Bernardo Valli, definito da Repubblica cinque mesi fa, “il più grande reporter di guerra italiano della seconda metà del Novecento”, lascia Repubblica.

Il 15 aprile ha compiuto 90 anni.

Dalla sua casa parigina di rue Chaptal, nono arrondissement (dove vissero Baudelaire e Zola), ha scritto una lettera secca al direttore Maurizio Molinari. Per dire addio.

Nella lettera non lo spiega chiaramente, da gentiluomo. Ma il nuovo corso di Repubblica, con la proprietà della Gedi di John Elkann e la direzione Molinari, non lo convince. Valli è un esperto eccezionale di tutti i luoghi di crisi del mondo e qui c’è un nodo particolare, che riguarda il Medio Oriente.

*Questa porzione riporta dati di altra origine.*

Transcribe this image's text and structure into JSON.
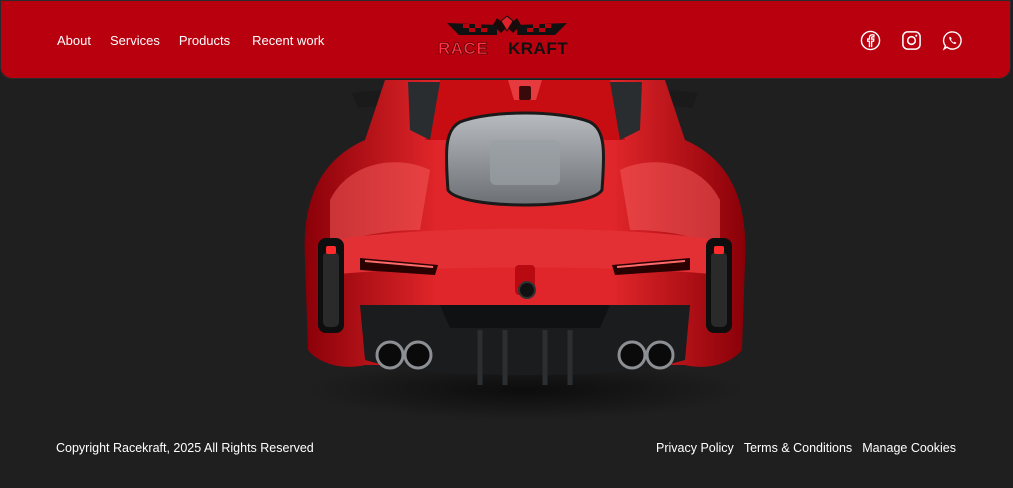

Molinari guarda con benevolenza al governo israeliano, Valli ne ha descritto più volte -nei decenni- errori, debolezze, cadute e anche successi. Da cronista, sempre legato strettamente ai fatti. Con la sua lingua chiara e avvolgente. Il punto di rottura anche se non dichiarato ufficialmente è questo. Molinari inoltre ha promosso collaboratrice corrispondente da Gerusalmemme Sharon Nizza, ex candidata del Pdl alla Camera dei deputati e prima collaboratrice in Parlamento di Fiamma Nirenstein, anche lei molto vicina al governo Netanyahu.

pezzo da modificare

A maggio, sul suo profilo social, Leonardo Coen, già firma di Repubblica, ha scritto: “Possibile che Scalfari non se ne renda conto? Gliel’avranno riferito che recentemente il direttore Molinari ha chiesto a Bernardo Valli di modificare qualcosa nel suo pezzo e che l’anziano ma ancora baldanzoso Bernardo ha minacciato di dimettersi?”.  Era un pezzo sul Medio Oriente. Dopo quell’episodio Valli scompare dalle pagine di Repubblica. 

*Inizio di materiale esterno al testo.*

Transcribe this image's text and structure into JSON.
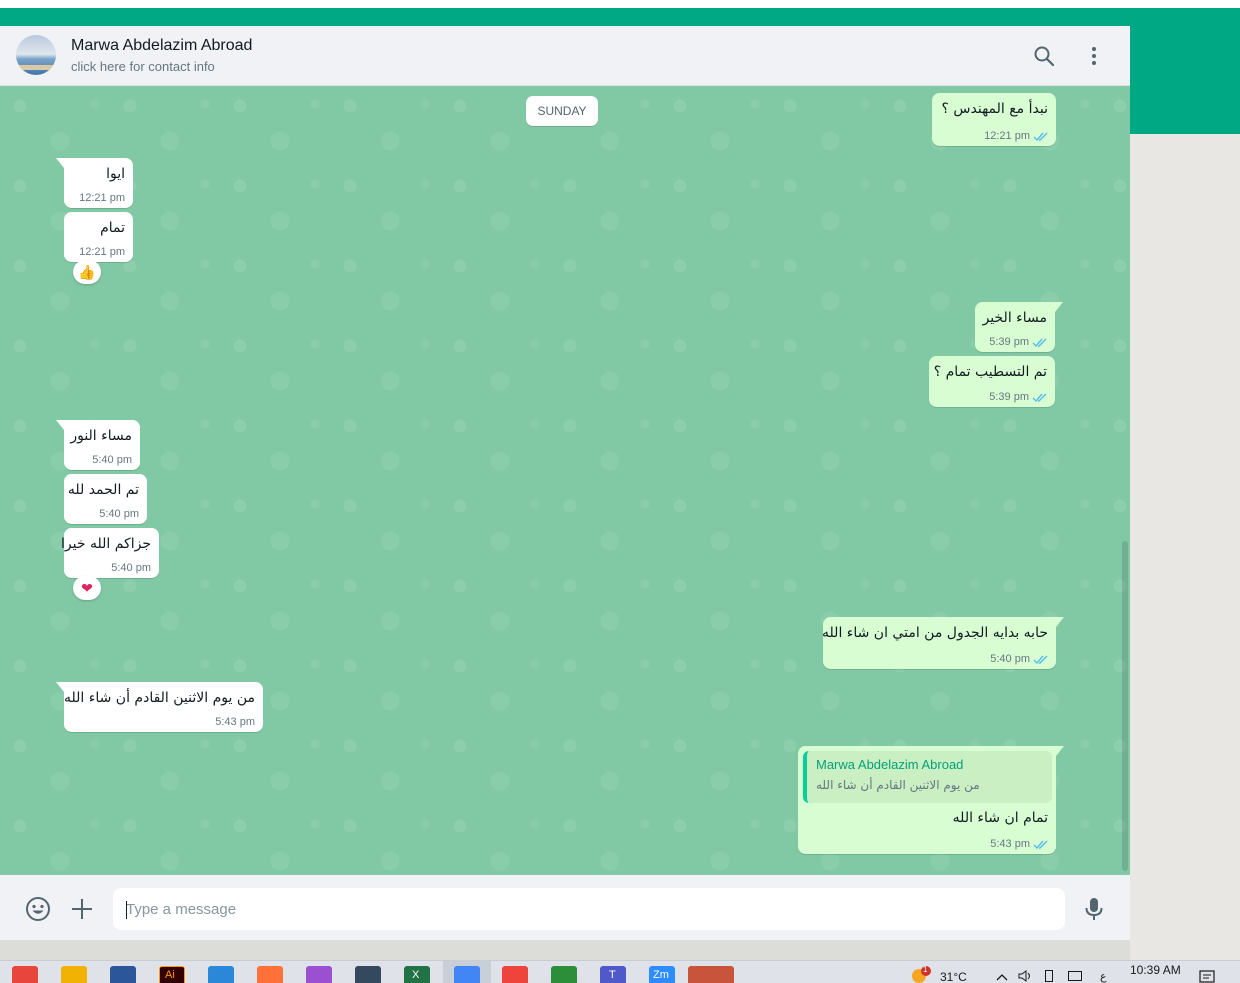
{
  "header": {
    "contact_name": "Marwa Abdelazim Abroad",
    "subtitle": "click here for contact info",
    "icons": [
      "search-icon",
      "menu-dots-icon"
    ]
  },
  "chat": {
    "day_label": "SUNDAY",
    "messages": [
      {
        "id": "m1",
        "direction": "out",
        "text": "نبدأ مع المهندس ؟",
        "time": "12:21 pm",
        "status": "read"
      },
      {
        "id": "m2",
        "direction": "in",
        "text": "ايوا",
        "time": "12:21 pm"
      },
      {
        "id": "m3",
        "direction": "in",
        "text": "تمام",
        "time": "12:21 pm",
        "reaction": "👍"
      },
      {
        "id": "m4",
        "direction": "out",
        "text": "مساء الخير",
        "time": "5:39 pm",
        "status": "read"
      },
      {
        "id": "m5",
        "direction": "out",
        "text": "تم التسطيب تمام ؟",
        "time": "5:39 pm",
        "status": "read"
      },
      {
        "id": "m6",
        "direction": "in",
        "text": "مساء النور",
        "time": "5:40 pm"
      },
      {
        "id": "m7",
        "direction": "in",
        "text": "تم الحمد لله",
        "time": "5:40 pm"
      },
      {
        "id": "m8",
        "direction": "in",
        "text": "جزاكم الله خيرا",
        "time": "5:40 pm",
        "reaction": "❤"
      },
      {
        "id": "m9",
        "direction": "out",
        "text": "حابه بدايه الجدول من امتي ان شاء الله",
        "time": "5:40 pm",
        "status": "read"
      },
      {
        "id": "m10",
        "direction": "in",
        "text": "من يوم الاثنين القادم أن شاء الله",
        "time": "5:43 pm"
      },
      {
        "id": "m11",
        "direction": "out",
        "text": "تمام ان شاء الله",
        "time": "5:43 pm",
        "status": "read",
        "quote": {
          "author": "Marwa Abdelazim Abroad",
          "text": "من يوم الاثنين القادم أن شاء الله"
        }
      }
    ]
  },
  "composer": {
    "placeholder": "Type a message",
    "icons": [
      "emoji-icon",
      "attach-plus-icon",
      "microphone-icon"
    ]
  },
  "taskbar": {
    "weather": "31°C",
    "clock": "10:39 AM",
    "weather_badge": "1",
    "lang_indicator": "ع",
    "app_labels": [
      "Ai",
      "X",
      "T",
      "Zm"
    ],
    "apps": [
      "chrome-icon",
      "chrome-alt-icon",
      "word-icon",
      "illustrator-icon",
      "photos-icon",
      "firefox-icon",
      "affinity-icon",
      "editor-icon",
      "excel-icon",
      "chrome-active-icon",
      "anydesk-icon",
      "paint-icon",
      "teams-icon",
      "zoom-icon",
      "acrobat-icon"
    ]
  },
  "colors": {
    "brand_green": "#00a884",
    "chat_wallpaper": "#80c9a4",
    "outgoing_bubble": "#d9fdd3",
    "incoming_bubble": "#ffffff",
    "read_ticks": "#53bdeb"
  }
}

Con la direzione Molinari, da Repubblica sono andati via Enrico Deaglio, Gad Lerner e Pino Corrias.

Nessuno di loro si può paragonare a Valli, presente a Repubblica quasi dalla fondazione, una monumento del giornalismo di battaglia, colto e preciso, documentato e capace di far comprendere la complicazione dei fatti. Di trovare un magico equilibrio tra racconto e spiegazione.

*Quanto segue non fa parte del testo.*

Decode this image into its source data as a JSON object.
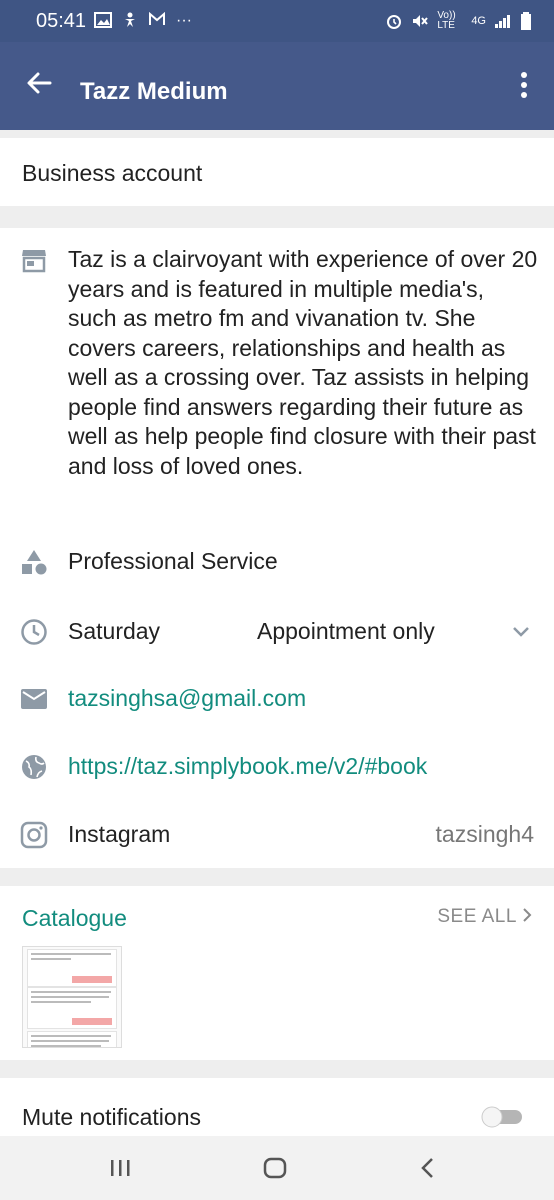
{
  "status_bar": {
    "time": "05:41",
    "left_icons": [
      "image-icon",
      "accessibility-icon",
      "gmail-icon",
      "more-dots"
    ],
    "right_icons": [
      "alarm-icon",
      "mute-icon",
      "volte-icon",
      "4g-icon",
      "signal-icon",
      "battery-icon"
    ],
    "volte_text": "Vo)) LTE",
    "network_text": "4G"
  },
  "app_bar": {
    "title": "Tazz Medium",
    "background": "#45598a"
  },
  "business_label": "Business account",
  "description": "Taz is a clairvoyant with experience of over 20 years and is featured in multiple media's, such as metro fm and vivanation tv. She covers careers, relationships and health as well as a crossing over. Taz assists in helping people find answers regarding their future as well as help people find closure with their past and loss of loved ones.",
  "category": "Professional Service",
  "hours": {
    "day": "Saturday",
    "value": "Appointment only"
  },
  "email": "tazsinghsa@gmail.com",
  "website": "https://taz.simplybook.me/v2/#book",
  "instagram": {
    "label": "Instagram",
    "handle": "tazsingh4"
  },
  "catalogue": {
    "title": "Catalogue",
    "see_all": "SEE ALL"
  },
  "mute_notifications": {
    "label": "Mute notifications",
    "enabled": false
  },
  "colors": {
    "accent": "#128c7e",
    "icon_gray": "#8e9aa6"
  }
}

A dare per primo la notizia dell’addio di Valli a Repubblica è stato Matteo Bartocci del manifesto.

Molinari ha dato notizia della lettera di Valli nel corso della riunione di redazione del mattino del 15 settembre. Si è detto dispiaciuto: “Questo addio indebolisce il giornale. Farò di tutto per riportarlo qui”. Ha aggiunto che Valli, nella lettera, ha usato parole di amicizia nei confronti di Repubblica.

Valli nasce a Parma in una famiglia benestante: il padre è chirurgo, la madre crocerossina. Nel 1949, a diciannove anni, si arruola nella Legione straniera francese. Nel 1954 assiste, nella base di Sidi Bel Abbes, alla parata dei reduci dalla sconfitta diDien Bien Phu. Poco dopo, decide di lasciare la Legione.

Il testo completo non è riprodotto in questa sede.